Abstract The loss of the quantum phase information in the measurement process constitutes a fundamental limitation to transmission electron microscopy as the electron wave's phase often contains valuable information about the studied specimen. Phase retrieval from focal series is a holographic technique that seeks to recover the lost information from a set of images recorded at different defoci. In spite of its widespread use, especially for wave reconstruction at atomic resolution, a number of fundamental properties (e.g., regarding the conditions for a unique wave function reconstruction) the magnitude of the reconstruction error and the influence of inconsistencies or incomplete data are not well understood. Here, we elaborate on the fundamentals of the technique, making extensive use of the tomographic representation of a focal series as tilt series in phase space.
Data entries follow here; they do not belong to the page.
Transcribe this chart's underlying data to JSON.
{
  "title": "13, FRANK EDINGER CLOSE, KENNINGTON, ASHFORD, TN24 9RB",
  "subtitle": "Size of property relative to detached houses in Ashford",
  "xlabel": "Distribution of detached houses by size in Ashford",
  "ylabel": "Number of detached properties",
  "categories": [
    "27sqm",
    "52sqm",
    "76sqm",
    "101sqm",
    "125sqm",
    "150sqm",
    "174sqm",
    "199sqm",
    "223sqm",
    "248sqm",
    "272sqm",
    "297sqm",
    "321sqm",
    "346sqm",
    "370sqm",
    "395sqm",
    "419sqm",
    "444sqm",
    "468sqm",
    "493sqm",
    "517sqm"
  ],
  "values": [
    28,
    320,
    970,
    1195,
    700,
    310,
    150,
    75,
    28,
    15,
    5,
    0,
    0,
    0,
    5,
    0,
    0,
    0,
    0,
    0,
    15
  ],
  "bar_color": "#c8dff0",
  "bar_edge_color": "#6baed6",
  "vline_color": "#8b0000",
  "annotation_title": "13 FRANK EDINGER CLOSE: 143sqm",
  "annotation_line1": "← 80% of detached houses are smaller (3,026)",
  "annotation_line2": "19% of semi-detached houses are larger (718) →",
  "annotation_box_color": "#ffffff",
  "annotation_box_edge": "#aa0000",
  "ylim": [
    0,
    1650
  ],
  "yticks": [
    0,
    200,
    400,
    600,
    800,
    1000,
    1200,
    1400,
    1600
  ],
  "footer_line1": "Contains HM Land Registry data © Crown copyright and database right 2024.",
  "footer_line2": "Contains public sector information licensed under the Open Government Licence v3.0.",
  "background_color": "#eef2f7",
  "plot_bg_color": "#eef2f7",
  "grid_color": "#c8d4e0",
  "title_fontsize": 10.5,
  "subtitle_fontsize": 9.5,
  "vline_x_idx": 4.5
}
Using this perspective, we discuss, among others, requirements for the focal series for a unique reconstruction, such as the focus interval ranging from the far field at underfocus to the far field at overfocus or the focus step size. We reveal that the prominent Gerchberg–Saxton iterative projection algorithm corresponds to a numerical integration of the quantum Hamilton–Jacobi equation in the small focus step limit. Moreover, we show that the topology of the starting guess divides the solution space of the Gerchberg–Saxton algorithm into equivalence classes, which mitigates the impact of the incompleteness of typical focal series data. To facilitate a focal series reconstruction meeting these theoretical requirements, such as the long range focus interval, we develop a dedicated calibration procedure facilitating the determination of unknown electron optical parameters such as the focal length of the principal imaging lens or the position of object and image planes. The findings are demonstrated with an example of a focal series reconstruction of an electron vortex beam.